The Cotton Bowl wasn’t in the major bowl structure at this time, but it still provided a venue for the SEC’s best to make a statement. Auburn beat Nebraska 17-14. On the flip side, Wisconsin beat Arkansas in the Capital One Bowl, while Penn State knocked off Tennessee in the Outback Bowl. Big Ten or SEC? That debate would go on into the major bowls.

Big Ten weakness began to show in the Rose Bowl, where USC ran over and around Michigan in a 32-18 game that wasn’t even that close. And SEC made a thumping statement in the Sugar, when LSU blasted Notre Dame 41-14. Louisville beat Wake Forest in a non-descript 24-13 Orange Bowl game.

Then there was the matter of the Fiesta Bowl. It’s quite likely the most famous non-championship bowl game ever played. Boise State went toe-to-toe with Oklahoma, trading blows in a back-and-forth shootout that went to overtime. In OT, Oklahoma led 42-35. Boise State answered with a touchdown and then went for two. The Broncos ran the famous “Statue of Liberty” trick play. Ian Johnson scored. As Boise celebrated, Johnson proposed to his girlfriend.
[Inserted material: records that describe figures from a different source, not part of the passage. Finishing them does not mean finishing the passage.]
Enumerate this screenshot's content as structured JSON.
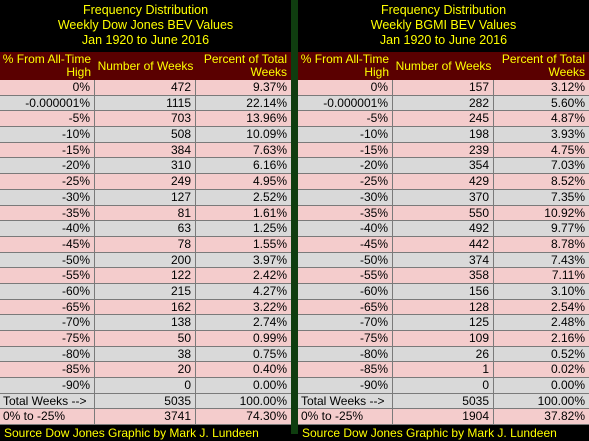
{
  "left": {
    "title_lines": [
      "Frequency Distribution",
      "Weekly Dow Jones BEV Values",
      "Jan 1920 to June 2016"
    ],
    "headers": {
      "pct": "% From All-Time High",
      "weeks": "Number of Weeks",
      "percent": "Percent of Total Weeks"
    },
    "rows": [
      {
        "pct": "0%",
        "weeks": "472",
        "percent": "9.37%"
      },
      {
        "pct": "-0.000001%",
        "weeks": "1115",
        "percent": "22.14%"
      },
      {
        "pct": "-5%",
        "weeks": "703",
        "percent": "13.96%"
      },
      {
        "pct": "-10%",
        "weeks": "508",
        "percent": "10.09%"
      },
      {
        "pct": "-15%",
        "weeks": "384",
        "percent": "7.63%"
      },
      {
        "pct": "-20%",
        "weeks": "310",
        "percent": "6.16%"
      },
      {
        "pct": "-25%",
        "weeks": "249",
        "percent": "4.95%"
      },
      {
        "pct": "-30%",
        "weeks": "127",
        "percent": "2.52%"
      },
      {
        "pct": "-35%",
        "weeks": "81",
        "percent": "1.61%"
      },
      {
        "pct": "-40%",
        "weeks": "63",
        "percent": "1.25%"
      },
      {
        "pct": "-45%",
        "weeks": "78",
        "percent": "1.55%"
      },
      {
        "pct": "-50%",
        "weeks": "200",
        "percent": "3.97%"
      },
      {
        "pct": "-55%",
        "weeks": "122",
        "percent": "2.42%"
      },
      {
        "pct": "-60%",
        "weeks": "215",
        "percent": "4.27%"
      },
      {
        "pct": "-65%",
        "weeks": "162",
        "percent": "3.22%"
      },
      {
        "pct": "-70%",
        "weeks": "138",
        "percent": "2.74%"
      },
      {
        "pct": "-75%",
        "weeks": "50",
        "percent": "0.99%"
      },
      {
        "pct": "-80%",
        "weeks": "38",
        "percent": "0.75%"
      },
      {
        "pct": "-85%",
        "weeks": "20",
        "percent": "0.40%"
      },
      {
        "pct": "-90%",
        "weeks": "0",
        "percent": "0.00%"
      }
    ],
    "total": {
      "label": "Total Weeks -->",
      "weeks": "5035",
      "percent": "100.00%"
    },
    "range": {
      "label": "0% to -25%",
      "weeks": "3741",
      "percent": "74.30%"
    },
    "source": "Source Dow Jones   Graphic by Mark J. Lundeen"
  },
  "right": {
    "title_lines": [
      "Frequency Distribution",
      "Weekly BGMI BEV Values",
      "Jan 1920 to June 2016"
    ],
    "headers": {
      "pct": "% From All-Time High",
      "weeks": "Number of Weeks",
      "percent": "Percent of Total Weeks"
    },
    "rows": [
      {
        "pct": "0%",
        "weeks": "157",
        "percent": "3.12%"
      },
      {
        "pct": "-0.000001%",
        "weeks": "282",
        "percent": "5.60%"
      },
      {
        "pct": "-5%",
        "weeks": "245",
        "percent": "4.87%"
      },
      {
        "pct": "-10%",
        "weeks": "198",
        "percent": "3.93%"
      },
      {
        "pct": "-15%",
        "weeks": "239",
        "percent": "4.75%"
      },
      {
        "pct": "-20%",
        "weeks": "354",
        "percent": "7.03%"
      },
      {
        "pct": "-25%",
        "weeks": "429",
        "percent": "8.52%"
      },
      {
        "pct": "-30%",
        "weeks": "370",
        "percent": "7.35%"
      },
      {
        "pct": "-35%",
        "weeks": "550",
        "percent": "10.92%"
      },
      {
        "pct": "-40%",
        "weeks": "492",
        "percent": "9.77%"
      },
      {
        "pct": "-45%",
        "weeks": "442",
        "percent": "8.78%"
      },
      {
        "pct": "-50%",
        "weeks": "374",
        "percent": "7.43%"
      },
      {
        "pct": "-55%",
        "weeks": "358",
        "percent": "7.11%"
      },
      {
        "pct": "-60%",
        "weeks": "156",
        "percent": "3.10%"
      },
      {
        "pct": "-65%",
        "weeks": "128",
        "percent": "2.54%"
      },
      {
        "pct": "-70%",
        "weeks": "125",
        "percent": "2.48%"
      },
      {
        "pct": "-75%",
        "weeks": "109",
        "percent": "2.16%"
      },
      {
        "pct": "-80%",
        "weeks": "26",
        "percent": "0.52%"
      },
      {
        "pct": "-85%",
        "weeks": "1",
        "percent": "0.02%"
      },
      {
        "pct": "-90%",
        "weeks": "0",
        "percent": "0.00%"
      }
    ],
    "total": {
      "label": "Total Weeks -->",
      "weeks": "5035",
      "percent": "100.00%"
    },
    "range": {
      "label": "0% to -25%",
      "weeks": "1904",
      "percent": "37.82%"
    },
    "source": "Source Dow Jones   Graphic by Mark J. Lundeen"
  },
  "colors": {
    "title": "#ffff00",
    "header_bg": "#5a0000",
    "row_pink": "#f4cccc",
    "row_gray": "#d9d9d9",
    "divider": "#0f3d0f"
  }
}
It was a game and a story for the ages.

All that was left was to pick a national champion—or officially crown Ohio State, as the narrative had it. And when Buckeye return man Ted Ginn took the opening kickoff to the house, it looked like the rout might be on. It was—but in reverse. That was about the last thing that went well for Ohio State that night and the last thing that went wrong for any SEC team playing in a national title game for seven years. Florida’s speed took over. In a shocking development, the Gators turned it all completely around and won 41-14.

From 2006-12, Florida, LSU, Alabama, and Auburn would all win at least one national championship. In 2013, Auburn came within a play or two of keeping that streak going. Not until 2014 was a national title settled without an SEC team present—after which, the conference just picked up where they left off. A new era of college football began with Florida’s 2006 national championship.